'There's just too much machinery': Contractor on how margins are being affected by the rise in competition
Returns are flat on the three strands of Eamonn Burke's farming enterprise in Galway.
He describes tillage as "a complete struggle"; the contracting business is literally contracting because of the glut of used machinery and profit margins on beef are "very tight".
Now 37, Eamonn began farming as a teenager with his dad, Tommy, and works 200 hectares near Claregalway in North Galway.
Despite the margin malaise in the various sectors, Eamonn takes a plough-on view of things.
"At least this year was better than 2016 which was a disaster with the weather causing crops to be left in the fields," he says.
"We are getting €140 a tonne for the grains which is not great but it is better than last year."
However, he will not be sowing a crop of barley, oats or wheat this winter.
On the contracting side, margins are being affected by the rise in the number of contractors competing for baling, reseeding and slurry work available - not only locally but nationwide.
Ten years ago he was doing 25,000 bales a year - this year it was down 10,000.

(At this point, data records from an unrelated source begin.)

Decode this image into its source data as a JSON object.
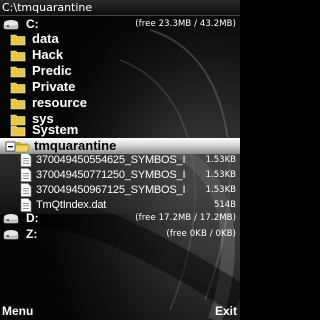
{
  "path_bar": {
    "path": "C:\\tmquarantine"
  },
  "drives": {
    "c": {
      "label": "C:",
      "info": "(free 23.3MB / 43.2MB)"
    },
    "d": {
      "label": "D:",
      "info": "(free 17.2MB / 17.2MB)"
    },
    "z": {
      "label": "Z:",
      "info": "(free 0KB / 0KB)"
    }
  },
  "folders": [
    {
      "label": "data"
    },
    {
      "label": "Hack"
    },
    {
      "label": "Predic"
    },
    {
      "label": "Private"
    },
    {
      "label": "resource"
    },
    {
      "label": "sys"
    },
    {
      "label": "System"
    },
    {
      "label": "tmquarantine"
    }
  ],
  "files": [
    {
      "name": "370049450554625_SYMBOS_I",
      "size": "1.53KB"
    },
    {
      "name": "370049450771250_SYMBOS_I",
      "size": "1.53KB"
    },
    {
      "name": "370049450967125_SYMBOS_I",
      "size": "1.53KB"
    },
    {
      "name": "TmQtIndex.dat",
      "size": "514B"
    }
  ],
  "softkeys": {
    "left": "Menu",
    "right": "Exit"
  },
  "colors": {
    "folder": "#e8c84a",
    "selection_top": "#ffffff",
    "selection_bottom": "#8c8c8c",
    "text": "#ffffff"
  },
  "icons": {
    "drive": "drive-icon",
    "folder": "folder-icon",
    "open_folder": "open-folder-icon",
    "file": "file-icon",
    "expanded": "minus-icon"
  }
}
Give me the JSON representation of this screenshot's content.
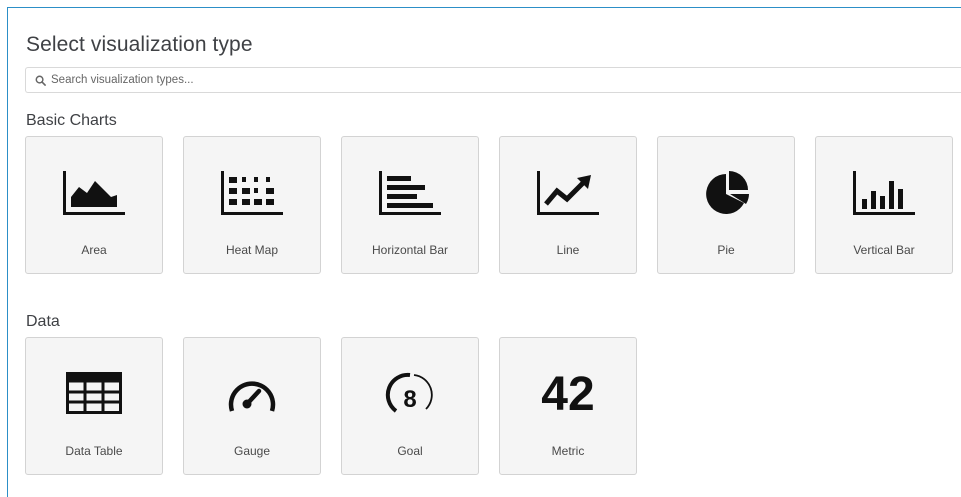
{
  "dialog": {
    "title": "Select visualization type"
  },
  "search": {
    "placeholder": "Search visualization types...",
    "value": "",
    "icon": "search-icon"
  },
  "sections": [
    {
      "title": "Basic Charts",
      "items": [
        {
          "label": "Area",
          "icon": "area-chart-icon"
        },
        {
          "label": "Heat Map",
          "icon": "heat-map-icon"
        },
        {
          "label": "Horizontal Bar",
          "icon": "horizontal-bar-chart-icon"
        },
        {
          "label": "Line",
          "icon": "line-chart-icon"
        },
        {
          "label": "Pie",
          "icon": "pie-chart-icon"
        },
        {
          "label": "Vertical Bar",
          "icon": "vertical-bar-chart-icon"
        }
      ]
    },
    {
      "title": "Data",
      "items": [
        {
          "label": "Data Table",
          "icon": "data-table-icon"
        },
        {
          "label": "Gauge",
          "icon": "gauge-icon"
        },
        {
          "label": "Goal",
          "icon": "goal-icon",
          "glyph": "8"
        },
        {
          "label": "Metric",
          "icon": "metric-icon",
          "glyph": "42"
        }
      ]
    }
  ],
  "colors": {
    "accent_border": "#2c8fc7",
    "card_background": "#f5f5f5",
    "card_border": "#d3d3d3",
    "icon": "#111111"
  }
}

"I have very loyal customers but when the recession hit an awful lot of lads returned home and began working as contractors which resulted in a huge increase in machinery available for this work," says Eamonn.
"There's just too much machinery. Added to that farmers are using less fertilizer which is reducing the baling work available."
Returns on his herd of 70 Friesian bulls, which he rears to two years, are tight.
Despite the economic flatness of the past few years, Eamonn is still investing in the contracting business and recently bought a new baler.
Eamonn is married to Lorraine, an administrator with a private clinic in Galway, and the couple have three young children: Evan (6), Killian (3) and the youngest, Emily, who is 10 months old.
Off farm his interests centre on the GAA, ploughing and farm politics.
In his younger years he played minor football for Galway.
"No All Ireland medals - they are rare in Galway football but when I got a knee injury I just moved on," he recalls today.
Like any tillage man his interest in ploughing remains strong while his teamwork ethic has made him a natural for IFA activism.
He is currently the Galway rural development chairman of the association.
He believes it is becoming very hard for the ordinary farmer to survive without an off-farm income.
On the tillage side, he warns that there are concerns over the difficulties to reach agreement at EU level on the extension of the license for glyphosate.
He describes it as bureaucratic overreach.
"The banning of these chemicals does not make sense in terms of food production, especially in Ireland," he says.